City elections are held in April, per Missouri law for elected officials. Propositions may be voted upon at these elections, or others held in February, August or November.

The mayor is Len Pagano.

==Education==
The north/northwest parts of St. Peters are in the Fort Zumwalt School District. The southern part of St. Peters is in the Francis Howell School District. A northeast sliver of St. Peters is in the St. Charles R-VI School District.

Three public high schools are within St. Peters city limits: two in the Fort Zumwalt district, Fort Zumwalt South High School with an enrollment of 1,700 students, and Fort Zumwalt East High School (1,100 students) which opened in 2007, and another, Francis Howell North High School (1,690 students) in the Francis Howell district.
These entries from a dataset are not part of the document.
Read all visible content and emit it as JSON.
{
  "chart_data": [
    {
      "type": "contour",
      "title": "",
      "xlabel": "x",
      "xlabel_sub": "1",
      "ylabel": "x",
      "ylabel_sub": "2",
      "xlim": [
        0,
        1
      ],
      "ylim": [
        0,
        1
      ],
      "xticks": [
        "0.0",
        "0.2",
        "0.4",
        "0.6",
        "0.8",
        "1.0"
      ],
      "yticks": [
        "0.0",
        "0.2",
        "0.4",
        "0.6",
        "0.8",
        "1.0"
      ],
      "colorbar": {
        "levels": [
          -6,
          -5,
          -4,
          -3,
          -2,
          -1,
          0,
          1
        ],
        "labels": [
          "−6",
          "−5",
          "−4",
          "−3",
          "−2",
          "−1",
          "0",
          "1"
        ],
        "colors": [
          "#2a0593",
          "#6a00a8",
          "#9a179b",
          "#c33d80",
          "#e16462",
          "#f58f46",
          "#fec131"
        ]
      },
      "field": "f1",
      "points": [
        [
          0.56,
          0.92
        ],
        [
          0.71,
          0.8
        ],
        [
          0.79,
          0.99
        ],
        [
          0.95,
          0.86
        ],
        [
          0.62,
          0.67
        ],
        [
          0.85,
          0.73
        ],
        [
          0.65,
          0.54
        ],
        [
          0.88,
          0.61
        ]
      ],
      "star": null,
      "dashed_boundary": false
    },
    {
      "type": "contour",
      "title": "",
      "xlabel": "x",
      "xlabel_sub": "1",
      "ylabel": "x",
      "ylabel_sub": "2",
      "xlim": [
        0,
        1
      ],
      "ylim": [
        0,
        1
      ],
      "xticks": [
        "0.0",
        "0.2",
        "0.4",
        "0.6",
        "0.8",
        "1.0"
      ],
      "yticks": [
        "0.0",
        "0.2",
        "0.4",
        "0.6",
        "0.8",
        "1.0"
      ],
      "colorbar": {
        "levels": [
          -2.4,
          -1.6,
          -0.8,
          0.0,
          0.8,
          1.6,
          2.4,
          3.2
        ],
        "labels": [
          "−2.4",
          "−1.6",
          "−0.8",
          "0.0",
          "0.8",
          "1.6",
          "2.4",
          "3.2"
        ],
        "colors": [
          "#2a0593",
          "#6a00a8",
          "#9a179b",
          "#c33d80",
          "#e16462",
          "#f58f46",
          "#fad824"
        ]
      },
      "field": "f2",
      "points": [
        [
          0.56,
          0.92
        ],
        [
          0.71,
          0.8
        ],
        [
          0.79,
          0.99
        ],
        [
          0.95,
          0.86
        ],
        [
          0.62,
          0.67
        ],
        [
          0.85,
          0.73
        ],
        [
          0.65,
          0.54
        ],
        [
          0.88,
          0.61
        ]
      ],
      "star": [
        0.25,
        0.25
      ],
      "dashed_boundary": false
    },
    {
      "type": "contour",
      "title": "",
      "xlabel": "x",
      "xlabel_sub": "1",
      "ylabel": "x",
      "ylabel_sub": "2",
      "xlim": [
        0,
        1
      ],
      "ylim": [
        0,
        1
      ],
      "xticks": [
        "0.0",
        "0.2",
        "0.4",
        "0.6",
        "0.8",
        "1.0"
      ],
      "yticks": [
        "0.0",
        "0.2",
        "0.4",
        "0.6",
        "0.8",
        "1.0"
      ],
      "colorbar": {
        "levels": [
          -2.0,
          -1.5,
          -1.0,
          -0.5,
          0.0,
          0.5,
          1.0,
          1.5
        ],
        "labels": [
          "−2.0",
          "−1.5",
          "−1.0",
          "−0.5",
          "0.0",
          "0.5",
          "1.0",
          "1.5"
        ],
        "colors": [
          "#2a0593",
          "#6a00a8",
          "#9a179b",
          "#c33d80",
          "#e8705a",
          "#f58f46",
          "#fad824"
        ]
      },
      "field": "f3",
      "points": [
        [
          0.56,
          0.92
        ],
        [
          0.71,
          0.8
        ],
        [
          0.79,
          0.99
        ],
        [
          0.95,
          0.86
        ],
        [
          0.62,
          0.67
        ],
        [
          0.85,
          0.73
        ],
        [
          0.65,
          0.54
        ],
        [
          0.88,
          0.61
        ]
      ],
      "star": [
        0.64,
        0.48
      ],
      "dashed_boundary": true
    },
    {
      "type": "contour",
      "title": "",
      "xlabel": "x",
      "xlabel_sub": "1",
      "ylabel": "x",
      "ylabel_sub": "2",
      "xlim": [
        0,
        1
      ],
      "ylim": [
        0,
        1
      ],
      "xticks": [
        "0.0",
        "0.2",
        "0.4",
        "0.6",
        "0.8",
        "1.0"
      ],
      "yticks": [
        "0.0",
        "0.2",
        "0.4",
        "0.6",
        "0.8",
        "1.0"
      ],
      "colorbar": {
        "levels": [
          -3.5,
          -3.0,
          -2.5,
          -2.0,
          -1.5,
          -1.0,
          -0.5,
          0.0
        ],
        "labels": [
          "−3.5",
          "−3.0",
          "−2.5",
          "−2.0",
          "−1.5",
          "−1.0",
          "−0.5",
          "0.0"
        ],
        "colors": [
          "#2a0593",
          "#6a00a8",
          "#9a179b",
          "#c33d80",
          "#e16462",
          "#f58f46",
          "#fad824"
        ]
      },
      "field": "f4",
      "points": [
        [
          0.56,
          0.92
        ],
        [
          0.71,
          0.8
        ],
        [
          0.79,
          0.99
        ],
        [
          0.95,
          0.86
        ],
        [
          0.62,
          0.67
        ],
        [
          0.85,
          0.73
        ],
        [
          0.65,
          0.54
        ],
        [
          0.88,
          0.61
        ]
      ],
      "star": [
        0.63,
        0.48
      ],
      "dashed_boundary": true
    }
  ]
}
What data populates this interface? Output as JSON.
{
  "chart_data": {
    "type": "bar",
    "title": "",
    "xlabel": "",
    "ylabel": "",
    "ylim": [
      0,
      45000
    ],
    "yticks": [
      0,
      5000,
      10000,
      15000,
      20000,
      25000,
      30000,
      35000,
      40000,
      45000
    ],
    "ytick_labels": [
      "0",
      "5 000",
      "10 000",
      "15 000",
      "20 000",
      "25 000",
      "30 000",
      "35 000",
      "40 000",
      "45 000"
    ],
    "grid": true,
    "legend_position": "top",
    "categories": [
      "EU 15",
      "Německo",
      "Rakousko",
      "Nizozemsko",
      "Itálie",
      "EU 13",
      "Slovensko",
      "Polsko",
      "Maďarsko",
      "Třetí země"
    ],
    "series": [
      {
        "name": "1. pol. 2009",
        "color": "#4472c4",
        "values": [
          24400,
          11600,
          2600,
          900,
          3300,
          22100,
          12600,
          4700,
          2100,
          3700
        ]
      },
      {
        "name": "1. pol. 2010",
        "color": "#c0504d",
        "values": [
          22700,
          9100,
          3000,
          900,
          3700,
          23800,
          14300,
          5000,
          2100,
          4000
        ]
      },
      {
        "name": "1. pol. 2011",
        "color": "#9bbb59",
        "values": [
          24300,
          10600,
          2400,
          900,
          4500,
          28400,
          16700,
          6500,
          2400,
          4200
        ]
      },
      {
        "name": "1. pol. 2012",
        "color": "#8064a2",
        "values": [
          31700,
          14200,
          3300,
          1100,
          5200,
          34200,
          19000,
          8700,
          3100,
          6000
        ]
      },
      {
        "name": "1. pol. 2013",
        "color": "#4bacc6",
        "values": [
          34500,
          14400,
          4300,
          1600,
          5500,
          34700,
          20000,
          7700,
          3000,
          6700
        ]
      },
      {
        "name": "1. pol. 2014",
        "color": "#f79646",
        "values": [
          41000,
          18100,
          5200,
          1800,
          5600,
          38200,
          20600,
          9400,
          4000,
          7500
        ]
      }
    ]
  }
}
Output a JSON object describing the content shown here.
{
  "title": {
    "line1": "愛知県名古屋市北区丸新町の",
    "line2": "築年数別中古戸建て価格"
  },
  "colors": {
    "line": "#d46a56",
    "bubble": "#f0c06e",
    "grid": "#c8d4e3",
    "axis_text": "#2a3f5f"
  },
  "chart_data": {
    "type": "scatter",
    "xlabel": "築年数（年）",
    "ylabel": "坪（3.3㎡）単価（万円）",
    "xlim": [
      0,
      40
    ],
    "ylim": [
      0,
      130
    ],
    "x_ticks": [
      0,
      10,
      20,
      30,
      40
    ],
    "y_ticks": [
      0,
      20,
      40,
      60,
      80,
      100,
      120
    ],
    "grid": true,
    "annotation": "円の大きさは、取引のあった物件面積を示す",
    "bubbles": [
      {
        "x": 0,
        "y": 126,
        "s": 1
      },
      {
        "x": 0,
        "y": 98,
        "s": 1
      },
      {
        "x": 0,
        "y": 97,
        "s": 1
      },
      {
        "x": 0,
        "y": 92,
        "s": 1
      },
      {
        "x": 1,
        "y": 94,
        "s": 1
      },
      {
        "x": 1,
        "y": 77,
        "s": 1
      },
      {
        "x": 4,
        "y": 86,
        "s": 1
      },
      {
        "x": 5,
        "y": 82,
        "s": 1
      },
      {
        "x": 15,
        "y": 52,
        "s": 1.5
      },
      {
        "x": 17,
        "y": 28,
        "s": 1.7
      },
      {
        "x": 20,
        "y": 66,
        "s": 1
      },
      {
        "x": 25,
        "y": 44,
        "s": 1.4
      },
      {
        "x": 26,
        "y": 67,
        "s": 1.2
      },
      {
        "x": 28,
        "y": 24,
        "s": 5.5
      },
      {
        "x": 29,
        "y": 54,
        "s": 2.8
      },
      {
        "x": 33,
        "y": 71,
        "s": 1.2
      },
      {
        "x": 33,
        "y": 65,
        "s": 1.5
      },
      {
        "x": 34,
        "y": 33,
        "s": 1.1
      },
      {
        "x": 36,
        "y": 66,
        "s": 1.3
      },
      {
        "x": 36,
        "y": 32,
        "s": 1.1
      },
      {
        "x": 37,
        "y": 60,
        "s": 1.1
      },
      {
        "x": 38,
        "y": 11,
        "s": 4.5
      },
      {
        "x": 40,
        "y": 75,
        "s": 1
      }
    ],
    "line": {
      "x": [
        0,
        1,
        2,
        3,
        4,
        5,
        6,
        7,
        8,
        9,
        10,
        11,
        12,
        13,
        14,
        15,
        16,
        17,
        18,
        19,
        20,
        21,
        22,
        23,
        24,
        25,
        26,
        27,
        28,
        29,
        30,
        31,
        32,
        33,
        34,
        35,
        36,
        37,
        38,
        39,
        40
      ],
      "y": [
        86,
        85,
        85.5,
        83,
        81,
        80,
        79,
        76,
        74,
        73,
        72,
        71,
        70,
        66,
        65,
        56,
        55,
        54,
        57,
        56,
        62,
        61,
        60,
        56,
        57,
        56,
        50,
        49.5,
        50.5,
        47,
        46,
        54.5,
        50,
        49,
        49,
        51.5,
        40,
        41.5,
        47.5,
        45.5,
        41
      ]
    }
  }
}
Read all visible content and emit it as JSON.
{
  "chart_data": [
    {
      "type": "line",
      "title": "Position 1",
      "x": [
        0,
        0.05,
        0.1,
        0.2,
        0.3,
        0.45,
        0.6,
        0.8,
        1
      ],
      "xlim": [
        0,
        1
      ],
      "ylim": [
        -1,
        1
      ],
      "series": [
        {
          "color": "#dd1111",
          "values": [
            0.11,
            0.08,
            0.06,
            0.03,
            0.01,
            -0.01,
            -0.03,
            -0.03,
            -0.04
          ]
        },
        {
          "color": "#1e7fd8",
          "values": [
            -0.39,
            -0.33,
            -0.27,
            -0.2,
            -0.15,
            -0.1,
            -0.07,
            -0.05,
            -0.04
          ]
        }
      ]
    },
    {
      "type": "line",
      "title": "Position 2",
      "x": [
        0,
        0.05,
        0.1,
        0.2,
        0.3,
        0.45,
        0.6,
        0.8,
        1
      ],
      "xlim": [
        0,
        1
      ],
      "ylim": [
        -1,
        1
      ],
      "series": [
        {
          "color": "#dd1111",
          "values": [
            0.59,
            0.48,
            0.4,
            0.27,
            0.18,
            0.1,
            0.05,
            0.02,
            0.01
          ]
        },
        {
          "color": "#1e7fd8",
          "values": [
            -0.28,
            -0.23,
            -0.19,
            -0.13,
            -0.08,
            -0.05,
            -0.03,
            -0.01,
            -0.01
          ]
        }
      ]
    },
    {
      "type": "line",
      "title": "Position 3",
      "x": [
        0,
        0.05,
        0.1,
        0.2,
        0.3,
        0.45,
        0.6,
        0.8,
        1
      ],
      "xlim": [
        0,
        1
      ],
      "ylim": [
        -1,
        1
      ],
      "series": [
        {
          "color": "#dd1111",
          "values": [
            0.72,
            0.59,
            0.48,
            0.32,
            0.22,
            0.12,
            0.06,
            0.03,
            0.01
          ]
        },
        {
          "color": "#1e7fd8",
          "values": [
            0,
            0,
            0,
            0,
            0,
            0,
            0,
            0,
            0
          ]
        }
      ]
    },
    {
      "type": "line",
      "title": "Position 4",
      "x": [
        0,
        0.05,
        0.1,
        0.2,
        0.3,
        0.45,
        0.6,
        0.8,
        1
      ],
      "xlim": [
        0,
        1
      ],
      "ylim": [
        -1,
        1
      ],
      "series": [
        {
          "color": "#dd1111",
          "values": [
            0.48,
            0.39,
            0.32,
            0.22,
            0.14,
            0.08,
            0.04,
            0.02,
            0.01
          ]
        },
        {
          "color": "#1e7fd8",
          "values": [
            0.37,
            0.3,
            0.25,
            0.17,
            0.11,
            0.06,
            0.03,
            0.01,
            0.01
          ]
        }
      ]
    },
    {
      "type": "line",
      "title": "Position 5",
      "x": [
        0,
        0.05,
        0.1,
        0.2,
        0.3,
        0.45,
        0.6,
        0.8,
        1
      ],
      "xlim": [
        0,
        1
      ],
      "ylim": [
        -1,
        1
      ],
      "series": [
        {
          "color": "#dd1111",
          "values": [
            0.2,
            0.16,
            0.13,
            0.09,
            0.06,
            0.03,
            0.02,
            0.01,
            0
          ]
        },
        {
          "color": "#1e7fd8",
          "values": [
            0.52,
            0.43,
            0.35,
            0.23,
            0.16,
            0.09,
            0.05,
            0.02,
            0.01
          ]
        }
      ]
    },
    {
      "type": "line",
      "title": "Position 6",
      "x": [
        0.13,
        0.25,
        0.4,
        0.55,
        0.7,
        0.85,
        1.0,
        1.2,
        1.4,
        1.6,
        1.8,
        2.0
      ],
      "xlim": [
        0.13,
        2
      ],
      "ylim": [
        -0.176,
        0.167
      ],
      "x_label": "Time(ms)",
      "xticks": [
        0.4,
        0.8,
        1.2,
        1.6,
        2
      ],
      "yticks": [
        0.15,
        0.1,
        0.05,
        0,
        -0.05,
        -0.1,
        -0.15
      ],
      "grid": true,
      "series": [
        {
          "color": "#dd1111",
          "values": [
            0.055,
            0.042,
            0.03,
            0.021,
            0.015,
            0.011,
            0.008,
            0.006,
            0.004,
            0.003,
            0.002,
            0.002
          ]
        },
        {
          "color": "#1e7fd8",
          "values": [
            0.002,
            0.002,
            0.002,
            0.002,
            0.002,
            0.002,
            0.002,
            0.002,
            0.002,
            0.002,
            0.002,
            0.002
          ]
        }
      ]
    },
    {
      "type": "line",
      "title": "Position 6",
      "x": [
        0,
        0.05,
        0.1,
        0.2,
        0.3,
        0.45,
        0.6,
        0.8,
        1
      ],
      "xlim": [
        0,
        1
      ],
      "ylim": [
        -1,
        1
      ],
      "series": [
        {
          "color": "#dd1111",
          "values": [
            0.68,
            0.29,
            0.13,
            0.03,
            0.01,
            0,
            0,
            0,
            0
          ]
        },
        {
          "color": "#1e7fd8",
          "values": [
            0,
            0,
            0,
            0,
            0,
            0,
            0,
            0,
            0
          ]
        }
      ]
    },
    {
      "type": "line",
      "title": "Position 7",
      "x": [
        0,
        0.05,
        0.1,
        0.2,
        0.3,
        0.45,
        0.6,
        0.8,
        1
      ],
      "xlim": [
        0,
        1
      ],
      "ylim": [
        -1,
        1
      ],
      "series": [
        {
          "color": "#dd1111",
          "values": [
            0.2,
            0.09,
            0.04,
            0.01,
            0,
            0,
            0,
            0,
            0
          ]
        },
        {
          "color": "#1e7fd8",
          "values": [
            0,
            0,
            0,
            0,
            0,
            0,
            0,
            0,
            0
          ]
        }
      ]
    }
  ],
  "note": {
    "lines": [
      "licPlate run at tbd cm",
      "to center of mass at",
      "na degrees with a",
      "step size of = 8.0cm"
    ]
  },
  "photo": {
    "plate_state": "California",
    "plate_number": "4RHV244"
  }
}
Some high school students from St. Peters attend schools in surrounding communities such as Francis Howell Central High School in neighboring Cottleville, and Fort Zumwalt North and Fort Zumwalt West High Schools in O'Fallon.

Other public schools in the city include Fairmount, Hawthorn, Lewis & Clark, Mid Rivers, Progress South, St. Peters, and Warren Elementary Schools, as well as DuBray and Fort Zumwalt South Middle Schools.

The city limits also contain the private Lutheran High School of St Charles County.

==Infrastructure==
St. Peters is home to Barnes-Jewish St. Peters Hospital, the county's second busiest after St. Joseph Health Center in St. Charles. Barnes-Jewish St. Peters Hospital serves a large portion of St. Charles County, Lincoln County, and Pike County; it is St. Charles County's second largest hospital, with 175 rooms, and a satellite location of the Alvin J. Siteman Cancer Center.

The city's "Recycle City" opened in April 1997 and has the ability to recycle various types of material which is then sold to companies that use recycled goods in products. In 2007, Recycle City recycled 12,522,767 pounds of material.